LANCASTER, Calif.— The annual National Hydrogen Day has capped a week of excitement and progress in the international hydrogen community, starting with the Hydrogen Energy Ministerial on Monday.
Though the Ministerial typically provides a global stage for hydrogen advancement, this year, local-level commitments underlined the growing importance of this essential energy resource. In his opening remarks, Japan’s Vice Minister of Economy, Trade, and Industry, Naoshi Hirose, congratulated two cities at opposite ends of the globe – Lancaster, CA and Namie, Japan – on becoming the first in the world to partner in advancing hydrogen innovation at the local level. Mayor R. Rex Parris of Lancaster and Mayor Kazuhiro Yoshida of Namie were both present at the 2021 Ministerial to confirm their historic commitment and promote their “Smart Sister Cities” initiative to advance clean hydrogen technology at the municipal level.
“Though Lancaster and Namie are the first cities to forge a partnership powered by hydrogen, we hope not to be the last,” said Mayor R. Rex Parris of Lancaster. “We urge municipalities around the globe to join our ‘Smart Sister Cities’ movement towards reducing our emissions and saving our planet.”

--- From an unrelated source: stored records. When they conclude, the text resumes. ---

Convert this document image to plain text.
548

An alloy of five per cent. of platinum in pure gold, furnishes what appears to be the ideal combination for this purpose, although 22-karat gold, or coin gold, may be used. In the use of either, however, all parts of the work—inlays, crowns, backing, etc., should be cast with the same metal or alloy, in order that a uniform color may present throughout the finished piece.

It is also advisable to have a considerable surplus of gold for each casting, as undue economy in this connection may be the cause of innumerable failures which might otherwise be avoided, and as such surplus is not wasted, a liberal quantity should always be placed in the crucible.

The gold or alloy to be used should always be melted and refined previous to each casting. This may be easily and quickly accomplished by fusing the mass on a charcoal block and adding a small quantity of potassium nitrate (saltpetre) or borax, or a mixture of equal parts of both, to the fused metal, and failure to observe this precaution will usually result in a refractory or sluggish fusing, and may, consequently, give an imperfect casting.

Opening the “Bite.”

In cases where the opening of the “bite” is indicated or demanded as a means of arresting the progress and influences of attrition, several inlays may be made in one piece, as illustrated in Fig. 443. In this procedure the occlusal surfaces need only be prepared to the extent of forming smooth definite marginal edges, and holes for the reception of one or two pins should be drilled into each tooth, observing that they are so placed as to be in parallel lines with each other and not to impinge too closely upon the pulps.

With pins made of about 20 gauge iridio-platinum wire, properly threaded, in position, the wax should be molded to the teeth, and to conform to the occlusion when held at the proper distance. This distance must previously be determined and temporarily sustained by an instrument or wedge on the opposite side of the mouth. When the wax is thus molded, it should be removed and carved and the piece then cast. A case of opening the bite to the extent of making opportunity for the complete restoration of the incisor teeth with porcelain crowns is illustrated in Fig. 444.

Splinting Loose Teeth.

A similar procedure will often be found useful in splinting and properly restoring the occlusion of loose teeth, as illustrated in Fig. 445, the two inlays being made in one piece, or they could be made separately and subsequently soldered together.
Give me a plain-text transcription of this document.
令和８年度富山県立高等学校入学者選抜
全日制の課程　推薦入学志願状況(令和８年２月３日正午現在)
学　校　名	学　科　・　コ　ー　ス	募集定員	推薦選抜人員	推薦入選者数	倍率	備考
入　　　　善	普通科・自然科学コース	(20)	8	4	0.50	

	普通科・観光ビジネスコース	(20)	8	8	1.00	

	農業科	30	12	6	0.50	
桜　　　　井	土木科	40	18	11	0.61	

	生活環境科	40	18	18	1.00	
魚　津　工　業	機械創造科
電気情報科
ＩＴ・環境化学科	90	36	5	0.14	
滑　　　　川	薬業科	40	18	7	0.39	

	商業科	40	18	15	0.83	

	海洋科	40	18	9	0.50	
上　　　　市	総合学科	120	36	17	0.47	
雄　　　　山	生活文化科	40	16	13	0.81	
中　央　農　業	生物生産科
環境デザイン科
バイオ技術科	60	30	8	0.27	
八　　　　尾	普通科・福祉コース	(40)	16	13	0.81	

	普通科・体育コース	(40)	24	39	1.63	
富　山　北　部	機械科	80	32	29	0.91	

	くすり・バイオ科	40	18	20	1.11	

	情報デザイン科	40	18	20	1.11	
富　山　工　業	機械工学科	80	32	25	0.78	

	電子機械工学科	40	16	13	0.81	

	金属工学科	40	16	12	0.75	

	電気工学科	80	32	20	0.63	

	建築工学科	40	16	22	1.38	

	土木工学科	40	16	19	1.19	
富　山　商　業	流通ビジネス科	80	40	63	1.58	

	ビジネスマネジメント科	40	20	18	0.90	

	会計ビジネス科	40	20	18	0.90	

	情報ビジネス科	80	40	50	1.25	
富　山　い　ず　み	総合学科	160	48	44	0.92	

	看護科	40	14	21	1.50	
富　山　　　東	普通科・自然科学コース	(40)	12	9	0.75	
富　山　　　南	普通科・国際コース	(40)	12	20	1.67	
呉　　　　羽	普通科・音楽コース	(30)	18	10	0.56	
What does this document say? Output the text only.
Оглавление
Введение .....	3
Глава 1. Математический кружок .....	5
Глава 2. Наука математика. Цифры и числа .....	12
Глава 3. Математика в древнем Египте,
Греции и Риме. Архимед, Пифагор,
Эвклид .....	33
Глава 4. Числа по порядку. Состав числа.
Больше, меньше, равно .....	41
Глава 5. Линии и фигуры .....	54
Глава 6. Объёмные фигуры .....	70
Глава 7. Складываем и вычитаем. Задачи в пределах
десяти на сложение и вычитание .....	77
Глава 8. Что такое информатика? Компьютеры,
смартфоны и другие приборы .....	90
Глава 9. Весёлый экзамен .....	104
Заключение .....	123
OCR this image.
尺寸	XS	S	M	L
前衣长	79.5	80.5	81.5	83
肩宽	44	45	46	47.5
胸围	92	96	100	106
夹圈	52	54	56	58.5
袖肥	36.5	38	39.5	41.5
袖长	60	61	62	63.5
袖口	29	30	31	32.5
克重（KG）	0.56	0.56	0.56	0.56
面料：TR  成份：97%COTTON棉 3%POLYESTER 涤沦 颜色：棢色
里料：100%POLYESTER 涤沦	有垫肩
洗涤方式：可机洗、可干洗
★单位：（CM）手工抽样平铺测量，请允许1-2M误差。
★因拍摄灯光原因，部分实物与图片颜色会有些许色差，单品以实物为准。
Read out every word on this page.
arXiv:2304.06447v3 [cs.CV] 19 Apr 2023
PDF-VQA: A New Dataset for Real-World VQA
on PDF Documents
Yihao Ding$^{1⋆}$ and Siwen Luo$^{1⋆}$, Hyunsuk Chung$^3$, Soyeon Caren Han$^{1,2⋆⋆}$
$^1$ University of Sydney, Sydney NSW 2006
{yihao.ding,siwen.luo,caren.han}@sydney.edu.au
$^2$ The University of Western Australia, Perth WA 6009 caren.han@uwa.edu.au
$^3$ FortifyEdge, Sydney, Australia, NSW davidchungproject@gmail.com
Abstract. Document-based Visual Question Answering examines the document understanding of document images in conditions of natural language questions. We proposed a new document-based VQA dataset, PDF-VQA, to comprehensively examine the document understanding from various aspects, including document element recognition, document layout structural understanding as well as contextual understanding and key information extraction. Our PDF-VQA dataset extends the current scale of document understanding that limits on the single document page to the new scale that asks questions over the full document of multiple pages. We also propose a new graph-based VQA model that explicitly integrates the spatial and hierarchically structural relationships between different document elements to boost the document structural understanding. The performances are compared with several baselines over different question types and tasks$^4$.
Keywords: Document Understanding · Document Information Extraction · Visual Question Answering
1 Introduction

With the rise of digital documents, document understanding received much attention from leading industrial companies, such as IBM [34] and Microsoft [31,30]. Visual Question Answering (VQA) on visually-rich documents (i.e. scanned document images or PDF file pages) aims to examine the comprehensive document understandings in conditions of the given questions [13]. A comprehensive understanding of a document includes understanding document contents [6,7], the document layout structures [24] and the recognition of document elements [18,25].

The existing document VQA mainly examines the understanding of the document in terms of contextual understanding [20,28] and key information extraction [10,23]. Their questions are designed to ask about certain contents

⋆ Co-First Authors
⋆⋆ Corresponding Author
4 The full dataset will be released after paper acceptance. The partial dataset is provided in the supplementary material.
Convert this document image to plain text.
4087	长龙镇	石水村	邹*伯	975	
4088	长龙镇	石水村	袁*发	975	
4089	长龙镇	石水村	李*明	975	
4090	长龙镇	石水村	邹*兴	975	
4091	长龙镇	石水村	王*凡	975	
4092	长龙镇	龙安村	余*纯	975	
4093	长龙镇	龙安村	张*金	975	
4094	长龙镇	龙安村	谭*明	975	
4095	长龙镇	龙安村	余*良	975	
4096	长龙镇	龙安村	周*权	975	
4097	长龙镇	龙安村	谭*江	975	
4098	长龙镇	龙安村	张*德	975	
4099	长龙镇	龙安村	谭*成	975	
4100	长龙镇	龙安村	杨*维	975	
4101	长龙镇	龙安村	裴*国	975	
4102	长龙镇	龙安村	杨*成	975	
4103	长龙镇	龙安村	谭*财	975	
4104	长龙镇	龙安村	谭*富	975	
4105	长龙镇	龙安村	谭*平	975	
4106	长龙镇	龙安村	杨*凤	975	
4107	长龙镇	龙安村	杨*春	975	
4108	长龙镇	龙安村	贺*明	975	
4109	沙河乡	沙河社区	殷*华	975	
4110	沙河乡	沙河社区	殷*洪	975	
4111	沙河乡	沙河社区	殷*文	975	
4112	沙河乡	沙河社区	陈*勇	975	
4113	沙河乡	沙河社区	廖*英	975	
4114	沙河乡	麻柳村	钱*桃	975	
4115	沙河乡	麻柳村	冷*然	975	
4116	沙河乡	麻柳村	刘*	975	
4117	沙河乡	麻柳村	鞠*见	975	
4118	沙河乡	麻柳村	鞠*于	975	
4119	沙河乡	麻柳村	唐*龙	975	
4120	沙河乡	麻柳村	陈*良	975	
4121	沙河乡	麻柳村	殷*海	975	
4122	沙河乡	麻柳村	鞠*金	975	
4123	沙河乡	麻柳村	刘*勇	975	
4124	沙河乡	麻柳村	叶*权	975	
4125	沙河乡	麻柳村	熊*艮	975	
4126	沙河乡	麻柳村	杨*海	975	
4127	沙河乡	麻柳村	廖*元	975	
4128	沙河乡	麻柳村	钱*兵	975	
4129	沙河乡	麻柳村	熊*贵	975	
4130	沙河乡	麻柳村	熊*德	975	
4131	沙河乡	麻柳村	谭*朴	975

Both Lancaster and Namie are trailblazers in municipal clean energy innovation. Mayor Parris launched Lancaster’s clean energy transition over a decade ago, inaugurating the city’s own clean energy utility company and, in 2019, earning Lancaster the title of the first “net zero” city in the world through its investments in solar energy. Now, Lancaster aims to become the first U.S. city to fully embrace hydrogen, hosting a green hydrogen production and anaerobic digestion plant, as well as transitioning City Hall to run solely on hydrogen power. This future-looking vision has drawn billions of dollars in investments, jobs, and taxes to Lancaster from industry leaders including electric bus manufacturer BYD, the world’s first concentrated solar-power-to-hydrogen company Heliogen, anaerobic digestion innovator Hitachi Zosen Inova, and hydrogen gasification company SGH2.
Namie Mayor Kazuhiro Yoshida shares this vision of using hydrogen innovation to drive development and progress. “The cities will focus on using their unique resources to advance hydrogen production, storage, distribution and usage,” he told the forum, adding that they will also “pursu[e] a roadmap that encourages economic development and social progress.” Namie emerged from the devastation of the 2011 Nuclear disaster at Fukushima to rebuild and reimagine itself as the world’s first hydrogen city. In 2020, the town inaugurated the world’s largest solar-to-hydrogen facility at the time, ensuring a supply of hydrogen that is so reliable, it was even used to power the eternal flame of the 2021 Tokyo Olympics.
With the Olympics coming to Lancaster’s doorstep later this decade, Kathryn Barger, Supervisor of Los Angeles County, challenged the city to build on hydrogen’s newfound place at the games. “Wouldn’t it be great if Lancaster could supply the hydrogen for the 2028 Olympics in Los Angeles?” she remarked at the cities’ hydrogen MOU signing event in July.
Other officials have taken notice of the global impact of these trailblazing cities, including U.S. Congressional Representative Mike Garcia of California’s 25th District. “I want to recognize the City of Lancaster and the City of Namie in Fukushima, Japan for becoming ‘sister cities’ in their dedication to the promotion of hydrogen as a clean energy source for transportation and electricity,” he stated. “I look forward to seeing what this partnership yields for Lancaster, CA-25, the State of California, and the world.”
Although these local efforts have had an outsized impact, Mayor Parris of Lancaster made it clear that the U.S. and Japanese governments should support their “Smart Sister City” vision through investment in hydrogen infrastructure if they are to create change. “Though we are proud to be leading the way in hydrogen innovation, climate change is not a problem that we alone can solve. Addressing imminent climate extinction will require investment, engagement, and collaboration from decisionmakers at every level,” he said.
This sentiment was echoed by Lex Heslin, Senior Project Developer at Hitachi Zosen Inova, which advises Lancaster on its Hydrogen Master Plan. “These cities are uniquely positioned to affect change at a granular level. Other local and national government agencies — along with academia, the research community, and the private sector — should do all we can to invest in them and expand this critical platform for innovation and change.”